Corrington Award Honors Alumnus
Corrington, the author of short stories and novels, is perhaps best known (thanks to the 1990 film) for his novel Decoration Day. He also edited with Miller Williams (another Corrington recipient) two influential anthologies of Southern poetry and fiction in the 1960s.
Attaway Fellowships in Civic Culture
Corrington Award recipients typically spend two days on campus, but Logan and Greger will extend their visit to one week by accepting a joint appointment as Attaway Fellows in Civic Culture.
Attaway Fellows (who have included Dava Sobel, Simon Singh, and, most recently, documentary filmmaker Laura Dunn) have made significant contributions to the public discussion of ideas.
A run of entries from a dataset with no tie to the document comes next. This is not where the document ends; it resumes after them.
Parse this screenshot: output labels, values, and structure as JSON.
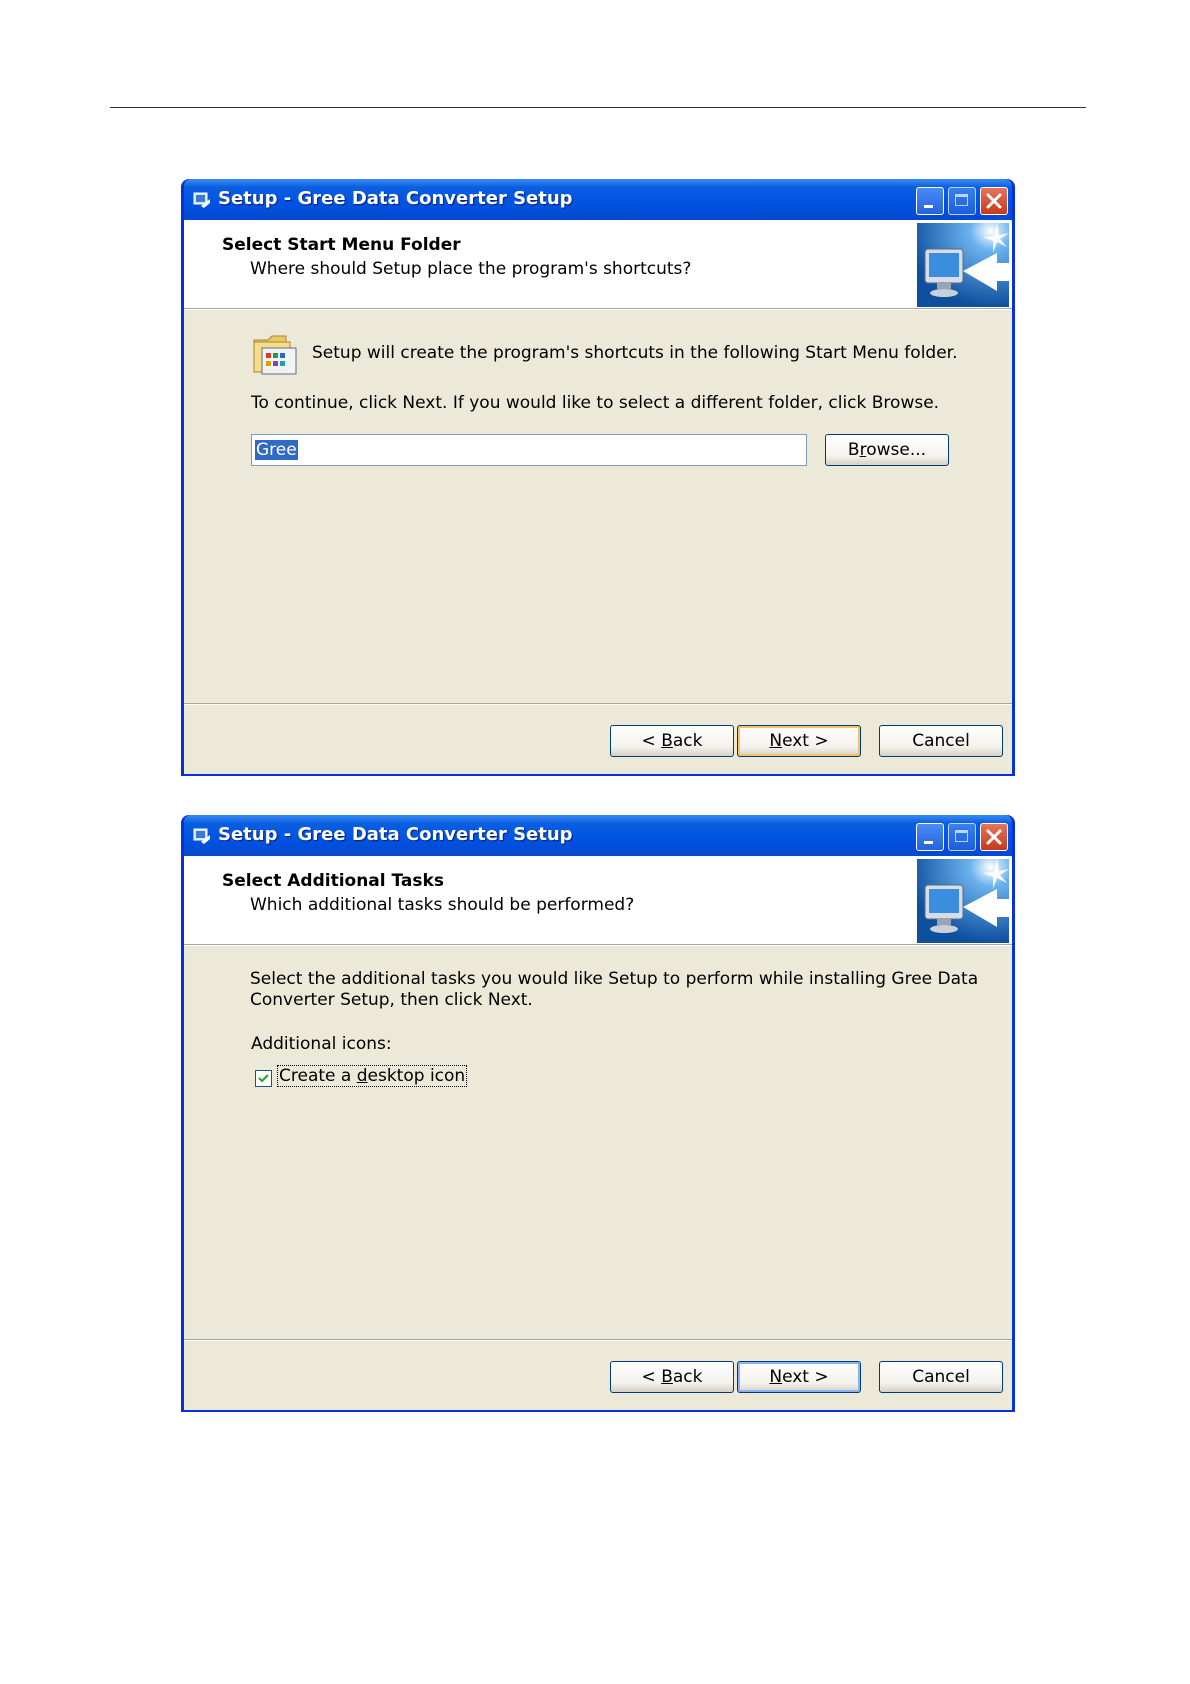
{
  "dialog1": {
    "title": "Setup - Gree Data Converter Setup",
    "header_title": "Select Start Menu Folder",
    "header_subtitle": "Where should Setup place the program's shortcuts?",
    "info_text": "Setup will create the program's shortcuts in the following Start Menu folder.",
    "instruction_text": "To continue, click Next. If you would like to select a different folder, click Browse.",
    "folder_value": "Gree",
    "browse_pre": "B",
    "browse_accel": "r",
    "browse_post": "owse...",
    "back_pre": "< ",
    "back_accel": "B",
    "back_post": "ack",
    "next_accel": "N",
    "next_post": "ext >",
    "cancel_label": "Cancel"
  },
  "dialog2": {
    "title": "Setup - Gree Data Converter Setup",
    "header_title": "Select Additional Tasks",
    "header_subtitle": "Which additional tasks should be performed?",
    "intro_line1": "Select the additional tasks you would like Setup to perform while installing Gree Data",
    "intro_line2": "Converter Setup, then click Next.",
    "group_label": "Additional icons:",
    "checkbox_pre": "Create a ",
    "checkbox_accel": "d",
    "checkbox_post": "esktop icon",
    "checkbox_checked": true,
    "back_pre": "< ",
    "back_accel": "B",
    "back_post": "ack",
    "next_accel": "N",
    "next_post": "ext >",
    "cancel_label": "Cancel"
  },
  "colors": {
    "titlebar": "#0054e3",
    "dialog_face": "#ece9d8",
    "selection": "#316ac5",
    "close_button": "#c7391b"
  },
  "icons": {
    "app": "setup-app-icon",
    "wizard": "wizard-computer-icon",
    "folder": "start-menu-folder-icon"
  }
}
As such, Logan and Greger will discuss students’ various interests—the arts, film and literary criticism, ornithology, etc—with students and faculty in various forums.
Centenary College of Louisiana
Centenary College of Louisiana, the oldest chartered college west of the Mississippi, celebrated its 175th anniversary in 2000. The private liberal arts college is located in northwest Louisiana. The college aims to equip students as good citizens, teaching them to think and produce scholarship across the disciplines
The annual Corrington Award event is sponsored by Centenary’s Department of English.